First, you are missing part of the definition: the data family declaration itself.

data family HList (l :: [*])
data instance HList '[] = HNil
newtype instance HList (x ': xs) = HCons1 (x, HList xs)

This is called a data family (available under the TypeFamilies extension).

pattern HCons x xs = HCons1 (x, xs)

This is a bidirectional pattern (available under the PatternSynonyms extension).

What is the '[] and (x ': xs) syntax I'm seeing?

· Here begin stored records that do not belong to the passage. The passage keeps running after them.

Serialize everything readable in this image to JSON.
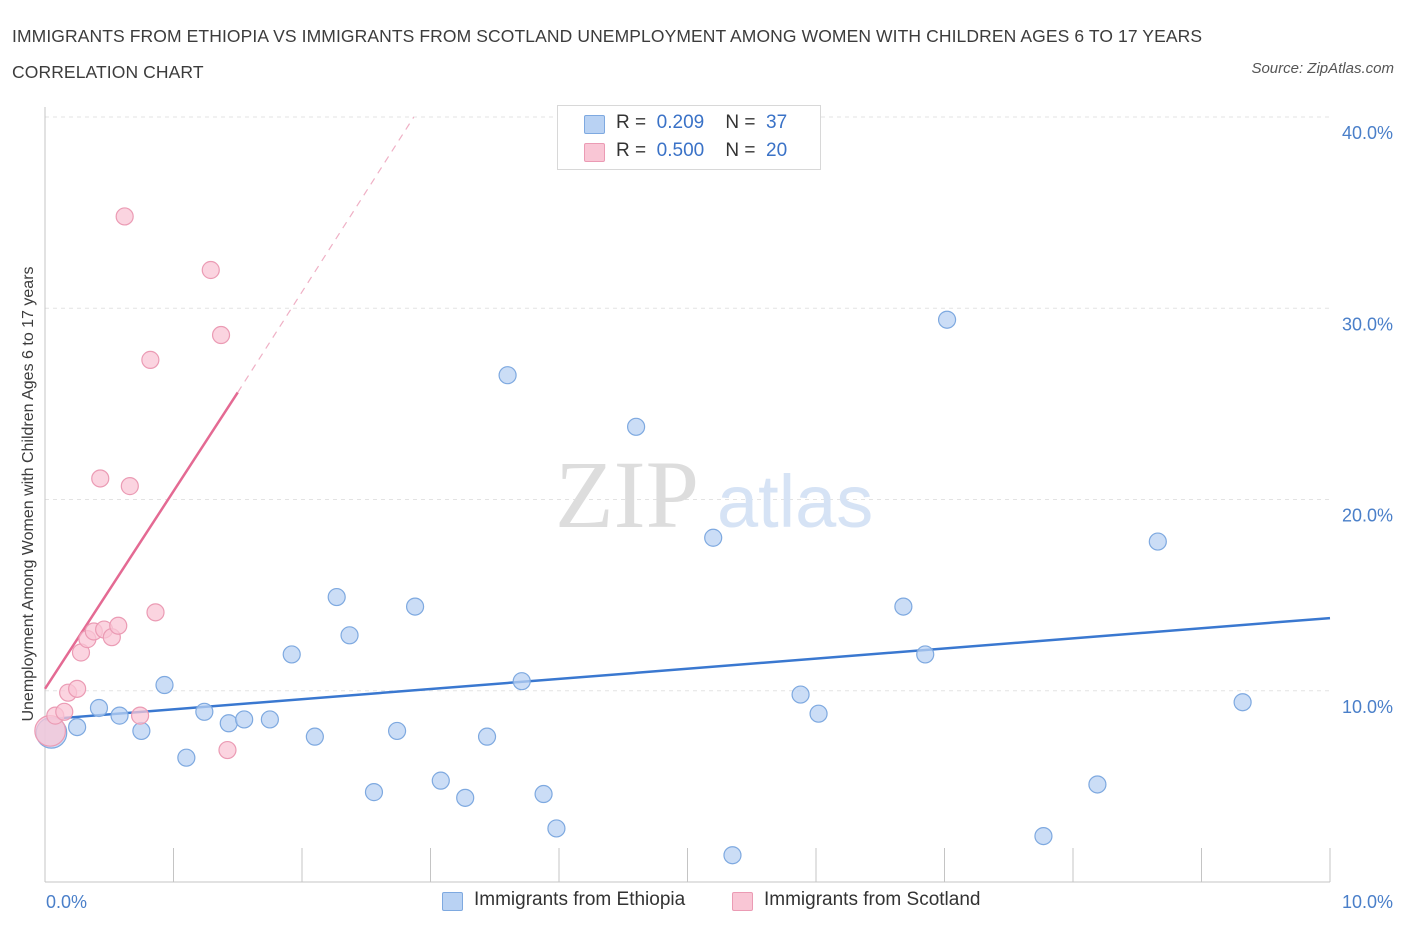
{
  "title": "IMMIGRANTS FROM ETHIOPIA VS IMMIGRANTS FROM SCOTLAND UNEMPLOYMENT AMONG WOMEN WITH CHILDREN AGES 6 TO 17 YEARS CORRELATION CHART",
  "source": "Source: ZipAtlas.com",
  "watermark": {
    "zip": "ZIP",
    "atlas": "atlas"
  },
  "legend": {
    "r_label": "R =",
    "n_label": "N =",
    "ethiopia": {
      "r": "0.209",
      "n": "37"
    },
    "scotland": {
      "r": "0.500",
      "n": "20"
    }
  },
  "colors": {
    "ethiopia_fill": "#b9d2f3",
    "ethiopia_stroke": "#7ea9e0",
    "ethiopia_line": "#3a78d0",
    "scotland_fill": "#f9c6d5",
    "scotland_stroke": "#eb9bb4",
    "scotland_line": "#e46a93",
    "tick_text": "#4a7fc9",
    "grid": "#e3e3e3"
  },
  "chart_data": {
    "type": "scatter",
    "title": "IMMIGRANTS FROM ETHIOPIA VS IMMIGRANTS FROM SCOTLAND UNEMPLOYMENT AMONG WOMEN WITH CHILDREN AGES 6 TO 17 YEARS CORRELATION CHART",
    "xlabel": "",
    "ylabel": "Unemployment Among Women with Children Ages 6 to 17 years",
    "xlim": [
      0,
      10
    ],
    "ylim": [
      0,
      40
    ],
    "x_tick_labels": [
      {
        "value": 0,
        "label": "0.0%"
      },
      {
        "value": 10,
        "label": "10.0%"
      }
    ],
    "y_tick_labels": [
      {
        "value": 10,
        "label": "10.0%"
      },
      {
        "value": 20,
        "label": "20.0%"
      },
      {
        "value": 30,
        "label": "30.0%"
      },
      {
        "value": 40,
        "label": "40.0%"
      }
    ],
    "y_gridlines": [
      10,
      20,
      30,
      40
    ],
    "grid": true,
    "legend_position": "top-center",
    "series": [
      {
        "name": "Immigrants from Ethiopia",
        "r": 0.209,
        "n": 37,
        "trend": {
          "x0": 0,
          "y0": 8.5,
          "x1": 10,
          "y1": 13.8
        },
        "points": [
          [
            0.05,
            7.8,
            1.8
          ],
          [
            0.25,
            8.1,
            1
          ],
          [
            0.42,
            9.1,
            1
          ],
          [
            0.58,
            8.7,
            1
          ],
          [
            0.75,
            7.9,
            1
          ],
          [
            0.93,
            10.3,
            1
          ],
          [
            1.1,
            6.5,
            1
          ],
          [
            1.24,
            8.9,
            1
          ],
          [
            1.43,
            8.3,
            1
          ],
          [
            1.55,
            8.5,
            1
          ],
          [
            1.75,
            8.5,
            1
          ],
          [
            1.92,
            11.9,
            1
          ],
          [
            2.1,
            7.6,
            1
          ],
          [
            2.27,
            14.9,
            1
          ],
          [
            2.37,
            12.9,
            1
          ],
          [
            2.56,
            4.7,
            1
          ],
          [
            2.74,
            7.9,
            1
          ],
          [
            2.88,
            14.4,
            1
          ],
          [
            3.08,
            5.3,
            1
          ],
          [
            3.27,
            4.4,
            1
          ],
          [
            3.44,
            7.6,
            1
          ],
          [
            3.6,
            26.5,
            1
          ],
          [
            3.71,
            10.5,
            1
          ],
          [
            3.88,
            4.6,
            1
          ],
          [
            3.98,
            2.8,
            1
          ],
          [
            4.6,
            23.8,
            1
          ],
          [
            5.2,
            18.0,
            1
          ],
          [
            5.35,
            1.4,
            1
          ],
          [
            5.88,
            9.8,
            1
          ],
          [
            6.02,
            8.8,
            1
          ],
          [
            6.68,
            14.4,
            1
          ],
          [
            6.85,
            11.9,
            1
          ],
          [
            7.02,
            29.4,
            1
          ],
          [
            7.77,
            2.4,
            1
          ],
          [
            8.19,
            5.1,
            1
          ],
          [
            8.66,
            17.8,
            1
          ],
          [
            9.32,
            9.4,
            1
          ]
        ]
      },
      {
        "name": "Immigrants from Scotland",
        "r": 0.5,
        "n": 20,
        "trend": {
          "x0": 0,
          "y0": 10.1,
          "x1": 1.5,
          "y1": 25.6
        },
        "trend_extension": {
          "x0": 1.5,
          "y0": 25.6,
          "x1": 2.87,
          "y1": 40
        },
        "points": [
          [
            0.04,
            7.9,
            1.8
          ],
          [
            0.08,
            8.7,
            1
          ],
          [
            0.15,
            8.9,
            1
          ],
          [
            0.18,
            9.9,
            1
          ],
          [
            0.25,
            10.1,
            1
          ],
          [
            0.28,
            12.0,
            1
          ],
          [
            0.33,
            12.7,
            1
          ],
          [
            0.38,
            13.1,
            1
          ],
          [
            0.43,
            21.1,
            1
          ],
          [
            0.46,
            13.2,
            1
          ],
          [
            0.52,
            12.8,
            1
          ],
          [
            0.57,
            13.4,
            1
          ],
          [
            0.62,
            34.8,
            1
          ],
          [
            0.66,
            20.7,
            1
          ],
          [
            0.74,
            8.7,
            1
          ],
          [
            0.82,
            27.3,
            1
          ],
          [
            0.86,
            14.1,
            1
          ],
          [
            1.29,
            32.0,
            1
          ],
          [
            1.37,
            28.6,
            1
          ],
          [
            1.42,
            6.9,
            1
          ]
        ]
      }
    ]
  }
}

When you see ' marks in front of constructors, it is to denote their promoted type-level counterparts. As a syntactic convenience, promoted lists and tuples also just need the extra tick (and we still get to write '[] for the empty type-level list and ': for the type level cons. All of this is available through the DataKinds extension.

Is there any point in using a newtype declaration with a tuple (instead of a data declaration with two fields) besides avoiding boxing of HCons1?

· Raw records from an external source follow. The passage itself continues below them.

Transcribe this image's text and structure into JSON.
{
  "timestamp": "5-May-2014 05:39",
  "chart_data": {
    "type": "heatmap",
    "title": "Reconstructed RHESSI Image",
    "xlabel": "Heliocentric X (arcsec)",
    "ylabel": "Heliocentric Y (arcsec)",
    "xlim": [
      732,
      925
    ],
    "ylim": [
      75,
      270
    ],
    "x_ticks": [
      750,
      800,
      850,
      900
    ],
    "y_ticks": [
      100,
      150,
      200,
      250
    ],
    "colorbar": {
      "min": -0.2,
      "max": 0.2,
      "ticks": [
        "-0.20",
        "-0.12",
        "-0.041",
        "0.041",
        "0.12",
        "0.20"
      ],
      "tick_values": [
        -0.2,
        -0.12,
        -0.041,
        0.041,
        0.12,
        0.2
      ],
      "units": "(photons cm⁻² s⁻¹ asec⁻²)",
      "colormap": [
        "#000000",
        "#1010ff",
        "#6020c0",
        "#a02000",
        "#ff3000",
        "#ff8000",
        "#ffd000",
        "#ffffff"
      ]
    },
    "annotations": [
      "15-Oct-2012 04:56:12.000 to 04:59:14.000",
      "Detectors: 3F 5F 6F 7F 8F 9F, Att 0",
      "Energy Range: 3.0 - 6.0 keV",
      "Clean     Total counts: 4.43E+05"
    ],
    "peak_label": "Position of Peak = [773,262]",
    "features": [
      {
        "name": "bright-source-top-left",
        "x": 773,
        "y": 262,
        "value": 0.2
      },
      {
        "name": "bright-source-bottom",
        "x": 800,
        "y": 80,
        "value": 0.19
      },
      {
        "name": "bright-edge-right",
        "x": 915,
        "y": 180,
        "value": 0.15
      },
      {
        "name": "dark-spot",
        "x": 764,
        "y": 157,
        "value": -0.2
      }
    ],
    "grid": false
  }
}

Yes, it is to make sure that HList has a representational role, which means you can coerce between HLists1. This is a bit too involved to explain in just an answer, but here is an example of where things don't go as we want when we have

 data instance HList (x ': xs) = HCons x (HList xs)

instead of the newtype instance (and no pattern). Consider the following newtypes which are representationally equivalent to Int, Bool, and () respectively

newtype MyInt = MyInt Int
newtype MyBool = MyBool Bool
newtype MyUnit = MyUnit ()

Recall we can use coerce to wrap or unwrap these types automatically. Well, we'd like to be able to do the same thing, but for a whole HList:

ghci> l  = (HCons 3 (HCons True (HCons () HNil))) :: HList '[Int,   Bool,   ()]
ghci> l' = coerce l                               :: HList '[MyInt, MyBool, MyUnit]

This works with the newtype instance variant, but not the data instance one because of the roles. (More on that here.)


1 technically, there is no role for a data family as a whole: the roles can be different for each instance/newtype - here we only really need the HCons case to be representational, since that's the one that gets coerced. Check out this Trac ticket.